There are several conflicting accounts of the death of baby Scamandrius (aka Astyanax), son Hector and Andromache, but several important sources, including Pausanias [Descriptions of Greece, 10.25.9], Ovid [Metamorphoses, Book 13, 399-428] and perhaps most movingly, Euripides in The Trojan Woman [709 ff.], agree as to this particular manner of death.
Infanticide was not unknown in Ancient Greece. Oedipus was famously exposed as an infant to be devoured by wild beasts, an event from which he takes his name. Euripides has Agamemnon infamously killing Clytmnestra's child from her previous marriage by dashing the infant to the earth [Iphigenia at Aulis, 1150-52], a similar fate to Astyanax.
But my real qustion is why the wall?
My instincts lead me to believe it may have been some form of attempted sacrifice to Poseidon, who raised the mighty walls of Troy, as the Achaeans were preparing for the perilous sea voyage back to Greece. (I say attempted, as it did not seem to work.)

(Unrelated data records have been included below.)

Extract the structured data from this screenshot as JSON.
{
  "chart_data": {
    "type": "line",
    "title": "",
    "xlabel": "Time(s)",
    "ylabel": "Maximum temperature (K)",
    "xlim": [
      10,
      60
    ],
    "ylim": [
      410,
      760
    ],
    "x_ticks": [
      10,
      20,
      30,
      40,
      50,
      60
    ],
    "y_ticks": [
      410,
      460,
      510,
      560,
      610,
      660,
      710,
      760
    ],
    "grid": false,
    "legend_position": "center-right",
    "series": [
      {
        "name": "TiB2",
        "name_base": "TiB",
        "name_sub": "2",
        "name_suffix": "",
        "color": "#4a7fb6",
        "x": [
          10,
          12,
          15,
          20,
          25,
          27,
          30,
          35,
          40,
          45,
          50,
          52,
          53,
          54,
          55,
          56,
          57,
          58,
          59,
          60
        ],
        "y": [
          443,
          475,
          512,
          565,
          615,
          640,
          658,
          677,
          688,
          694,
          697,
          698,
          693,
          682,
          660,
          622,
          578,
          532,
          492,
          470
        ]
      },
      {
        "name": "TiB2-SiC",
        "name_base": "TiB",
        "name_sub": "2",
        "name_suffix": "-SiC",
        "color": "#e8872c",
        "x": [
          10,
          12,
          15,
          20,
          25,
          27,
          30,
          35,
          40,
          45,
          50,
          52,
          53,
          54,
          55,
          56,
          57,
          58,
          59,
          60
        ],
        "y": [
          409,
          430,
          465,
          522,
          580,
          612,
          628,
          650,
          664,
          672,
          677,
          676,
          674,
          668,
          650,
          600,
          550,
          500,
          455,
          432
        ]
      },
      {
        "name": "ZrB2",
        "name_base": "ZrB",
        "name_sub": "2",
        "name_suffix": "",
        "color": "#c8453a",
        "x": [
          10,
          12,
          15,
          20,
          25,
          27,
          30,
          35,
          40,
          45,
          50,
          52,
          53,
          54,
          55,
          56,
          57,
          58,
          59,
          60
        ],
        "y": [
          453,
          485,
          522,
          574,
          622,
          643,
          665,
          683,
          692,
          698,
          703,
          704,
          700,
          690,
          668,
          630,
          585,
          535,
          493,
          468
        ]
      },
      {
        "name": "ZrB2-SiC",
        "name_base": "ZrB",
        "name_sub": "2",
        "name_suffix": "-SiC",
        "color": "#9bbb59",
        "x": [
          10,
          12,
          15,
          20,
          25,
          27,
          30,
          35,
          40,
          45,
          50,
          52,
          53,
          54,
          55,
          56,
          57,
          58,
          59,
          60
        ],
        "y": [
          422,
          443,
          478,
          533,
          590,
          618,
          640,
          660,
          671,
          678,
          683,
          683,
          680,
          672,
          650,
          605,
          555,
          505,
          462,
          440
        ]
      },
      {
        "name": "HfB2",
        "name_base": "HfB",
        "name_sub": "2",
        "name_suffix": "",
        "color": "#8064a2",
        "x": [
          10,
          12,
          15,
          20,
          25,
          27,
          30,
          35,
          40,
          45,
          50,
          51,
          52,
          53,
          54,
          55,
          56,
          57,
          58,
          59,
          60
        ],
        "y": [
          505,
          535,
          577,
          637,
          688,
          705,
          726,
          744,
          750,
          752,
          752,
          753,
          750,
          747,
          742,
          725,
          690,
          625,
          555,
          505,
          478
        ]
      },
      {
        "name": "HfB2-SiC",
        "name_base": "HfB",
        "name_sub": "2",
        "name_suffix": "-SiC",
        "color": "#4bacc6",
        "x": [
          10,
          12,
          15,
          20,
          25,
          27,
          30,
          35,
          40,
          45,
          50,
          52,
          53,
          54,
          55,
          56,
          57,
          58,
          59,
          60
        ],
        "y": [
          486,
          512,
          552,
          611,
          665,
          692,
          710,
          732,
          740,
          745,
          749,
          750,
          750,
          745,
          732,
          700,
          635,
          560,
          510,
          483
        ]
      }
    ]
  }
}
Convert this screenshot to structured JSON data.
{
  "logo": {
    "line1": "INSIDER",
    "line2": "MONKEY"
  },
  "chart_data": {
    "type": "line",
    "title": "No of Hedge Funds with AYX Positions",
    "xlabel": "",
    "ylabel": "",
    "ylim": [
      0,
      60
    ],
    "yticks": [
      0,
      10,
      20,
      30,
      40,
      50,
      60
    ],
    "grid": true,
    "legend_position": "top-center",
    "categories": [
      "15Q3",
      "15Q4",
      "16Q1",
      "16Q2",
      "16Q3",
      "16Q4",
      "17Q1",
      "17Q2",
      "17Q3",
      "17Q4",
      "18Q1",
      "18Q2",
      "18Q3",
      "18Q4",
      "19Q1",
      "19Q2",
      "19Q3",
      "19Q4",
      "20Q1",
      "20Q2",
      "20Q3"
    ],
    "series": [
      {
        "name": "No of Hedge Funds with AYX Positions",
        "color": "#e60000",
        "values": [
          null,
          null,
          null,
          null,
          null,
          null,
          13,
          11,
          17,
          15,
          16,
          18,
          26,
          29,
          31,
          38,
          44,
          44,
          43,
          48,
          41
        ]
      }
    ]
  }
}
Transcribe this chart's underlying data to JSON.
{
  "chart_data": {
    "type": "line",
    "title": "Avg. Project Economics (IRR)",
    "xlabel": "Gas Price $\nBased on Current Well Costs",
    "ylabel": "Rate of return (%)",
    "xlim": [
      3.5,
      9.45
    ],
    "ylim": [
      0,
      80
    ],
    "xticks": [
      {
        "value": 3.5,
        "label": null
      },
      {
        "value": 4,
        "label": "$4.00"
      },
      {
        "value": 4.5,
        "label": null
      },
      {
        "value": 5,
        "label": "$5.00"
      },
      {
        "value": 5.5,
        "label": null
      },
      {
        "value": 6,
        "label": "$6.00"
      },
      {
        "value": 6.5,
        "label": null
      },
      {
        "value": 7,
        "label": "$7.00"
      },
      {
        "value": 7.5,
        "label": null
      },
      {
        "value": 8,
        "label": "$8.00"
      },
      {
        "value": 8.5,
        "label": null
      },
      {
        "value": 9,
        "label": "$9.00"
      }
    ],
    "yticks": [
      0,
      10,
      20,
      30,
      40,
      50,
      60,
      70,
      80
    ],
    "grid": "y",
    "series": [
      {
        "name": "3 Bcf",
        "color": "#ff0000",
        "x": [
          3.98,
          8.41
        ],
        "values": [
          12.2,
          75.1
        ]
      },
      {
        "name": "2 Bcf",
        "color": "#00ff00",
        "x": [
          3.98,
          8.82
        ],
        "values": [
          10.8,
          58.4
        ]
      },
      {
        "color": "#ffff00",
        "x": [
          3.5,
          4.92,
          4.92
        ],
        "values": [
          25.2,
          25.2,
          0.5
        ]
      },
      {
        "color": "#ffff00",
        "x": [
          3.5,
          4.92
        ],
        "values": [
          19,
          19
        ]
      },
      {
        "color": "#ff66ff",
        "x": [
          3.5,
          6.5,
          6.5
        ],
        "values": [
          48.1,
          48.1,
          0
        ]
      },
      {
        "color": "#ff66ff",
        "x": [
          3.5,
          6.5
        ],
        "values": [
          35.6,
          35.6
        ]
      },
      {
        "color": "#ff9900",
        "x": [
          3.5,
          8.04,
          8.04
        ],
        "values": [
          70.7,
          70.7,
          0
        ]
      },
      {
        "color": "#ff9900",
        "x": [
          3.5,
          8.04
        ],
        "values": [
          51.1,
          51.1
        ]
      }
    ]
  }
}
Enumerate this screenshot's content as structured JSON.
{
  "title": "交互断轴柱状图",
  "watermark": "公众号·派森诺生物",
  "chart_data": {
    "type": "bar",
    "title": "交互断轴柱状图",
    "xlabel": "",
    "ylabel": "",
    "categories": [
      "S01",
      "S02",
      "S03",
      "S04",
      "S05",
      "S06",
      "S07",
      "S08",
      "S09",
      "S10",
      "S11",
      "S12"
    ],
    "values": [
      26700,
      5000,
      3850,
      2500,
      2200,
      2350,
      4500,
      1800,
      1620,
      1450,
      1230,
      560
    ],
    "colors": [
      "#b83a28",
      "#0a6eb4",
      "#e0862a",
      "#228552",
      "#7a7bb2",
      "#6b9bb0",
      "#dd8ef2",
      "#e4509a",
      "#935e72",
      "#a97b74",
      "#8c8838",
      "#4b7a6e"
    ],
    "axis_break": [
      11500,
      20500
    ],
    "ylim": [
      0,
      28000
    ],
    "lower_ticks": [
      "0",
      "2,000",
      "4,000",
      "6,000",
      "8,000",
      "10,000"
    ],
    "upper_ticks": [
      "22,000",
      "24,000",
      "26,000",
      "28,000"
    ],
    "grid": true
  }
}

Support for a placatory ritual may be found in the bookending of the Trojan War with the dual sacrifices of Iphigenia and Polyxena to raise the winds to sail to Troy and back. Further support for the ritual nature of the slaying may be found in Calchas who calls for the sacrifice of Iphigenia, and likewise calls for the death of Astyanax in this very particular manner in the Seneca's Troades [see line 634 ff. in particular]:
"Since the boy has forestalled the lustral rites we owed the walls and cannot fulfil the priest’s command, snatched from us by a better fate, the word of Calchas is that only thus can a peaceful homecoming be granted to our ships, if the waves be appeased..."
I'm interested in any thoughts, observations, support of this hypothesis, or competing theories.
So why was Astyanax thrown from the wall?